Pneumocystis pneumonia, or PCP, is a severe illness that causes lung inflammation and fluid accumulation. Pneumocystis jirovecii, a fungus that spreads via the air, causes it.

This fungus is quite prevalent. Most individuals’ immune systems have beaten it off by age three or four. However, it may make those with compromised immune systems, such as HIV, extremely ill.

Moreover, pneumocystis pneumonia may also damage other body regions, including the bone marrow, liver, and lymph nodes, but this is unusual.


You may not have symptoms early in the illness, or they may be minor. Symptoms of pneumocystis pneumonia include:

  • Wheezing or dry cough
  • Fatigue
  • Chills
  • Fever
  • Breath shortness
  • Chest pain
  • Weight loss

In HIV patients, symptoms normally appear gradually over many weeks. They usually begin over a few days in people whose immune systems are already weak for another cause.

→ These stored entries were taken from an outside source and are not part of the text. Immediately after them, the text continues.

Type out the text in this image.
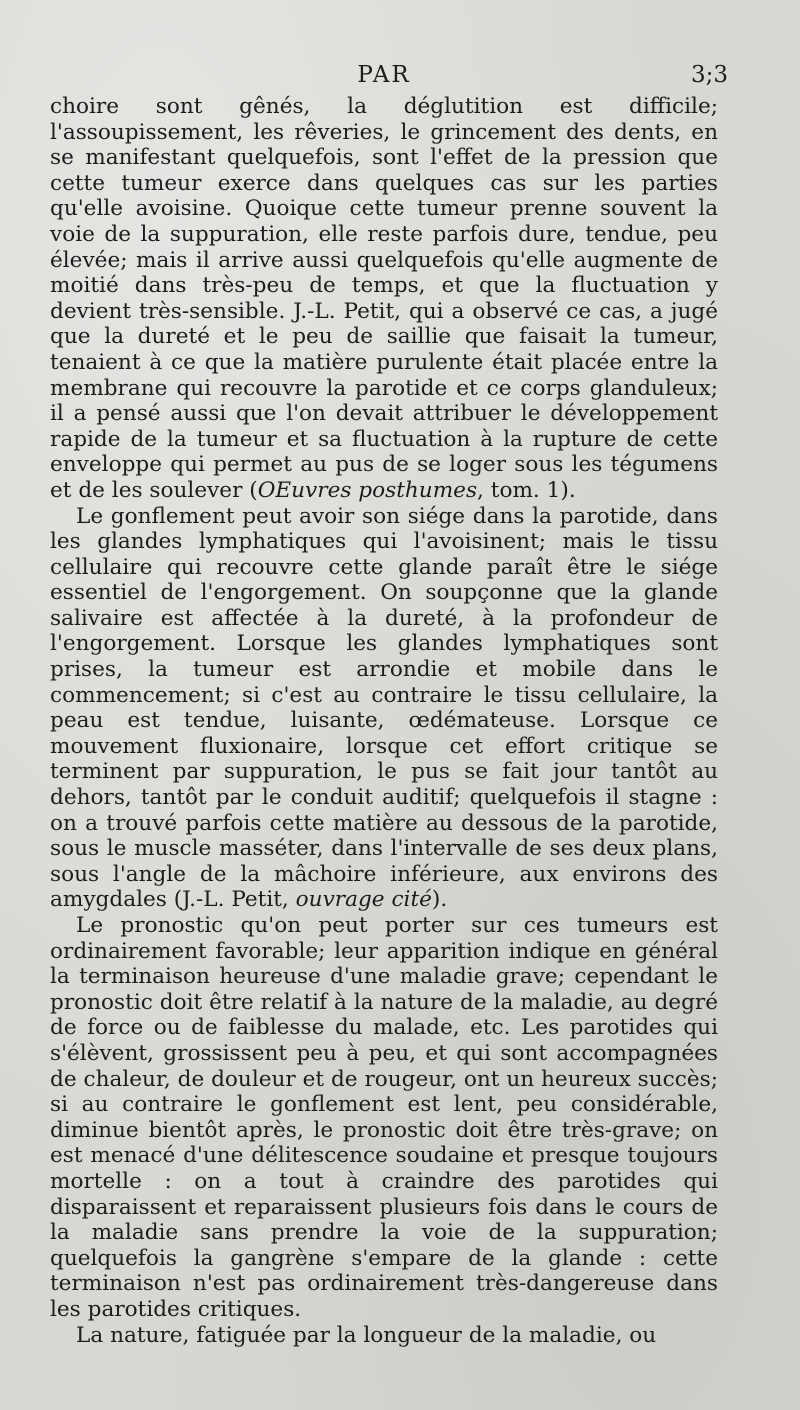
PAR	3;3

choire sont gênés, la déglutition est difficile; l'assoupissement, les rêveries, le grincement des dents, en se manifestant quelquefois, sont l'effet de la pression que cette tumeur exerce dans quelques cas sur les parties qu'elle avoisine. Quoique cette tumeur prenne souvent la voie de la suppuration, elle reste parfois dure, tendue, peu élevée; mais il arrive aussi quelquefois qu'elle augmente de moitié dans très-peu de temps, et que la fluctuation y devient très-sensible. J.-L. Petit, qui a observé ce cas, a jugé que la dureté et le peu de saillie que faisait la tumeur, tenaient à ce que la matière purulente était placée entre la membrane qui recouvre la parotide et ce corps glanduleux; il a pensé aussi que l'on devait attribuer le développement rapide de la tumeur et sa fluctuation à la rupture de cette enveloppe qui permet au pus de se loger sous les tégumens et de les soulever (OEuvres posthumes, tom. 1).

Le gonflement peut avoir son siége dans la parotide, dans les glandes lymphatiques qui l'avoisinent; mais le tissu cellulaire qui recouvre cette glande paraît être le siége essentiel de l'engorgement. On soupçonne que la glande salivaire est affectée à la dureté, à la profondeur de l'engorgement. Lorsque les glandes lymphatiques sont prises, la tumeur est arrondie et mobile dans le commencement; si c'est au contraire le tissu cellulaire, la peau est tendue, luisante, œdémateuse. Lorsque ce mouvement fluxionaire, lorsque cet effort critique se terminent par suppuration, le pus se fait jour tantôt au dehors, tantôt par le conduit auditif; quelquefois il stagne : on a trouvé parfois cette matière au dessous de la parotide, sous le muscle masséter, dans l'intervalle de ses deux plans, sous l'angle de la mâchoire inférieure, aux environs des amygdales (J.-L. Petit, ouvrage cité).

Le pronostic qu'on peut porter sur ces tumeurs est ordinairement favorable; leur apparition indique en général la terminaison heureuse d'une maladie grave; cependant le pronostic doit être relatif à la nature de la maladie, au degré de force ou de faiblesse du malade, etc. Les parotides qui s'élèvent, grossissent peu à peu, et qui sont accompagnées de chaleur, de douleur et de rougeur, ont un heureux succès; si au contraire le gonflement est lent, peu considérable, diminue bientôt après, le pronostic doit être très-grave; on est menacé d'une délitescence soudaine et presque toujours mortelle : on a tout à craindre des parotides qui disparaissent et reparaissent plusieurs fois dans le cours de la maladie sans prendre la voie de la suppuration; quelquefois la gangrène s'empare de la glande : cette terminaison n'est pas ordinairement très-dangereuse dans les parotides critiques.

La nature, fatiguée par la longueur de la maladie, ou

A doctor will use a microscope to examine for fungal evidence in your lungs’ fluid or tissue. Your doctor will assist you in coughing up fluid. A bronchoscope is a specific gadget that passes into your mouth and airways to obtain a sample. They might also do a biopsy, which involves extracting a small number of cells from your lung using a needle or a knife.

Additionally, a polymerase chain reaction (PCR) test duplicates particular bits of DNA to detect lower levels of the fungus in samples.

Furthermore, your doctor may order a blood test or chest x-ray to look for low oxygen levels or high amounts of something called beta-D-glucan.


Pneumocystis pneumonia is often treated with two antibiotics, TMP/SMX, trimethoprim, and sulfamethoxazole (Septra, Cotrim, Bactrim). Depending on your condition, you will get them as tablets to swallow or a needle inserted into your vein (through IV) at the clinic or hospital.

Other anti-infection medications include:

  • Clindamycin (Cleocin) in combination with primaquine
  • Pentamidine (Pentam, NebuPent) be inhaled using a piece of nebulizer equipment (If your infection is severe, you may be given a shot)
  • Atovaquone (Mepron) in a liquid to be taken with meals
  • Dapsone with or without trimethoprim (Primsol)

When your oxygen levels are low, corticosteroids may also assist in some instances.